Church Gets Mileage From Its Gas Subsidy

A Tustin service station sells gas at $1.67 a gallon for a day, underwritten by a congregation that wanted to get its message out to motorists.

August 22, 2004|Kevin Pang | Times Staff Writer

Hear 1 Corinthians, get 87 octane.

In an effort to get people -- figuratively and literally -- pumped for Christ, the Main Place Christian Fellowship offered $1.67-a-gallon gasoline at a Tustin service station Saturday, 40 cents off the regular price.

The catch? There really wasn't one. Church members in matching yellow shirts handed out bottled water, wiped windows and passed out literature as motorists waited at the Shell station at Red Hill Avenue and El Camino Real.

They said the subsidized gas campaign is a way to spread the word while promoting their 500-plus-member church.

"Galatians 6:10 says 'Do good to all men,' " volunteer Wendy Perlin said, a stack of Gospel of John booklets in her hands. "And all men and women go to the gas station. It's just a way to bless the community."

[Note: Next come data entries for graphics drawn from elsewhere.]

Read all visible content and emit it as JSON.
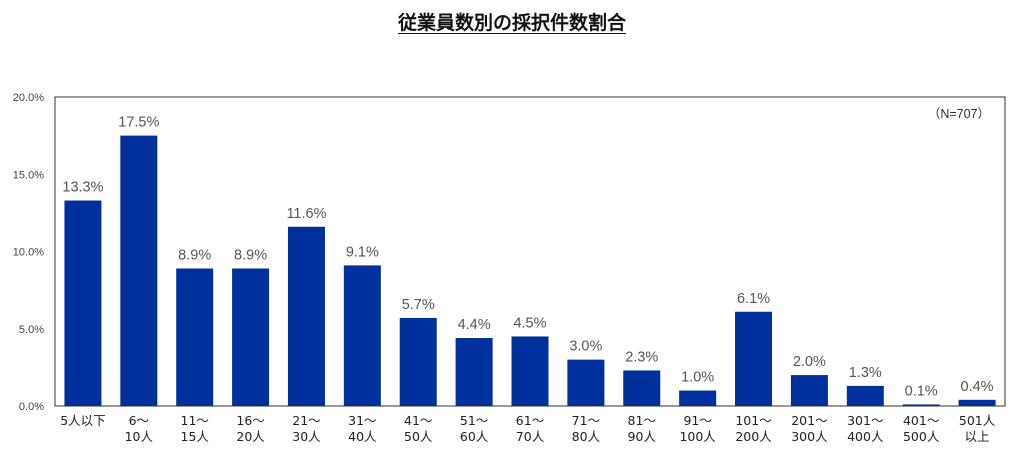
{
  "chart_data": {
    "type": "bar",
    "title": "従業員数別の採択件数割合",
    "annotation": "（N=707）",
    "categories": [
      [
        "5人以下"
      ],
      [
        "6～",
        "10人"
      ],
      [
        "11～",
        "15人"
      ],
      [
        "16～",
        "20人"
      ],
      [
        "21～",
        "30人"
      ],
      [
        "31～",
        "40人"
      ],
      [
        "41～",
        "50人"
      ],
      [
        "51～",
        "60人"
      ],
      [
        "61～",
        "70人"
      ],
      [
        "71～",
        "80人"
      ],
      [
        "81～",
        "90人"
      ],
      [
        "91～",
        "100人"
      ],
      [
        "101～",
        "200人"
      ],
      [
        "201～",
        "300人"
      ],
      [
        "301～",
        "400人"
      ],
      [
        "401～",
        "500人"
      ],
      [
        "501人",
        "以上"
      ]
    ],
    "values": [
      13.3,
      17.5,
      8.9,
      8.9,
      11.6,
      9.1,
      5.7,
      4.4,
      4.5,
      3.0,
      2.3,
      1.0,
      6.1,
      2.0,
      1.3,
      0.1,
      0.4
    ],
    "data_labels": [
      "13.3%",
      "17.5%",
      "8.9%",
      "8.9%",
      "11.6%",
      "9.1%",
      "5.7%",
      "4.4%",
      "4.5%",
      "3.0%",
      "2.3%",
      "1.0%",
      "6.1%",
      "2.0%",
      "1.3%",
      "0.1%",
      "0.4%"
    ],
    "ylim": [
      0,
      20
    ],
    "yticks": [
      "0.0%",
      "5.0%",
      "10.0%",
      "15.0%",
      "20.0%"
    ],
    "bar_color": "#00309b",
    "grid": false,
    "legend": "none"
  }
}
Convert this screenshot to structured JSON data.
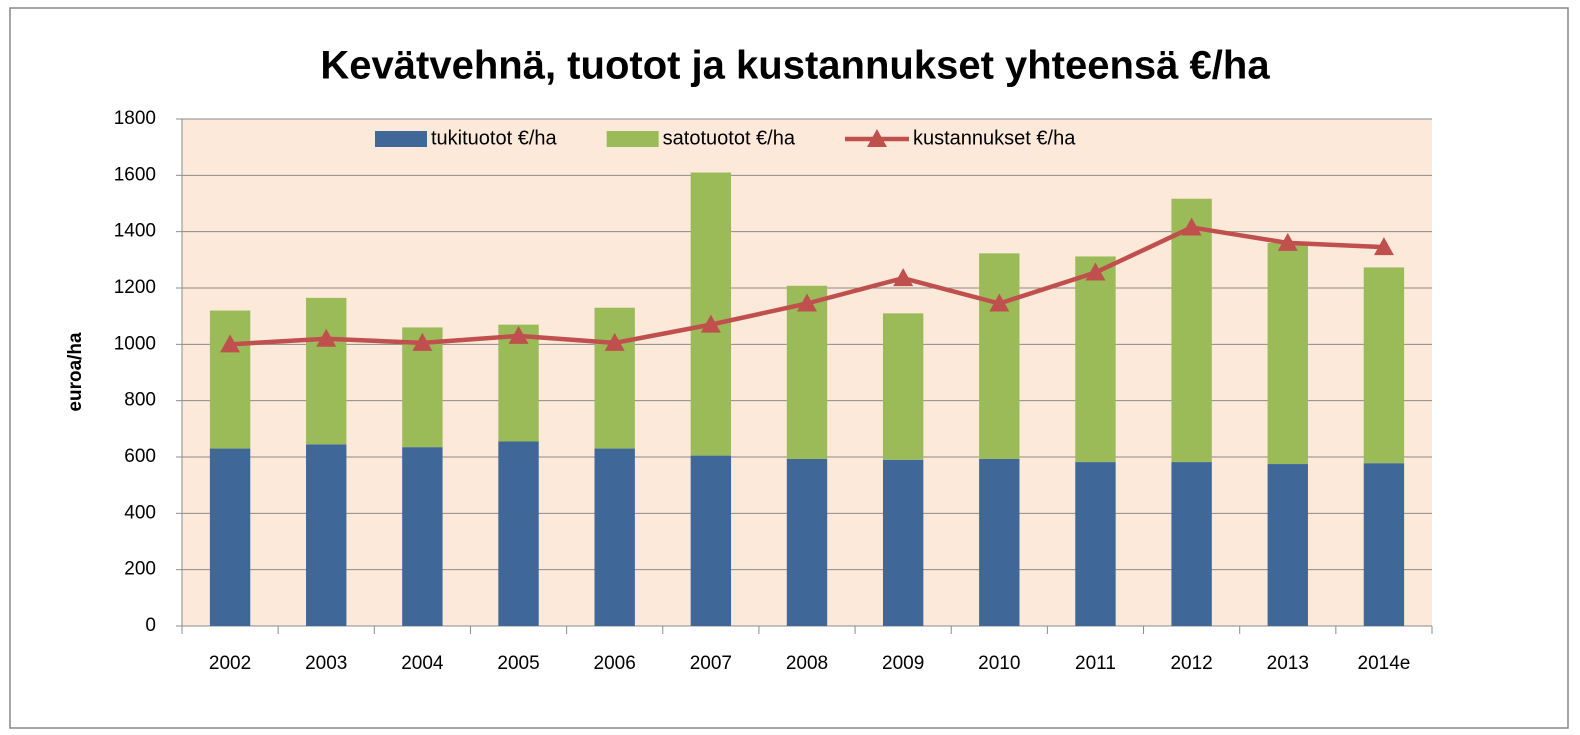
{
  "chart_data": {
    "type": "stacked_bar_line",
    "title": "Kevätvehnä, tuotot ja kustannukset yhteensä €/ha",
    "y_label": "euroa/ha",
    "categories": [
      "2002",
      "2003",
      "2004",
      "2005",
      "2006",
      "2007",
      "2008",
      "2009",
      "2010",
      "2011",
      "2012",
      "2013",
      "2014e"
    ],
    "series": [
      {
        "name": "tukituotot €/ha",
        "type": "bar",
        "color": "#3f6898",
        "values": [
          630,
          645,
          635,
          655,
          630,
          605,
          593,
          590,
          593,
          582,
          582,
          575,
          578
        ]
      },
      {
        "name": "satotuotot €/ha",
        "type": "bar",
        "color": "#9bbb59",
        "values": [
          490,
          520,
          425,
          415,
          500,
          1005,
          615,
          520,
          730,
          730,
          935,
          785,
          695
        ]
      },
      {
        "name": "kustannukset €/ha",
        "type": "line",
        "color": "#c0504d",
        "values": [
          1000,
          1020,
          1005,
          1030,
          1005,
          1070,
          1145,
          1235,
          1145,
          1255,
          1415,
          1360,
          1345
        ]
      }
    ],
    "ylim": [
      0,
      1800
    ],
    "yticks": [
      0,
      200,
      400,
      600,
      800,
      1000,
      1200,
      1400,
      1600,
      1800
    ],
    "grid": true,
    "legend": "top",
    "plot_background": "#fde9d9"
  }
}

Senior Pastor Rich Mathisrud had read about a Kansas City church that tried the idea and thought it would work well in Southern California.

Mathisrud contacted Vahe Hovnanian, a Christian and manager of Sam's Shell next to the church. Hovnanian was taken with the idea.

"It's a win-win situation for God, for our customers and for us," Hovnanian said. "And in that order."

Over the last five weeks, church members raised $5,000 for the event. On Friday, the church handed over a check, enough to cover the 40-cent difference for more than 12,000 gallons of gas.

About 9:30 a.m. Saturday, Hovnanian changed the plastic $2.07-a-gallon sign for low-grade gas to $1.67.

And vehicles began lining up.

Mike Raphael drove from Corona -- 50 miles round trip -- after hearing about the promotion. He was greeted by a smiling Perlin.

"So you're getting blessed today with cheap gas," she told Raphael.

"And I'm getting blessed every day," he replied.

Over at Pump 3, Shay Jefferson's reaction to her $14.92 bill was two "wows."

Leonard Coleman was also in high spirits after topping off. He had received a tip from his son earlier in the morning.

Church youth director Leanne Grant said the No. 1 question was why they were doing this. Her answer: "This is a practical way to show Jesus' love and meet the needs of the community."

Organizers estimated more than 600 vehicles filled up Saturday. But the church spent only half of the $5,000, so they plan to do the promotion again in September.

At the Mobil station across the street, where prices remained above $2, clerk Nicole Beck had a clear view of the scene -- mainly because there weren't many vehicles at her station blocking the view. "It's been a little slow," she said. "It's hurt our business just a bit."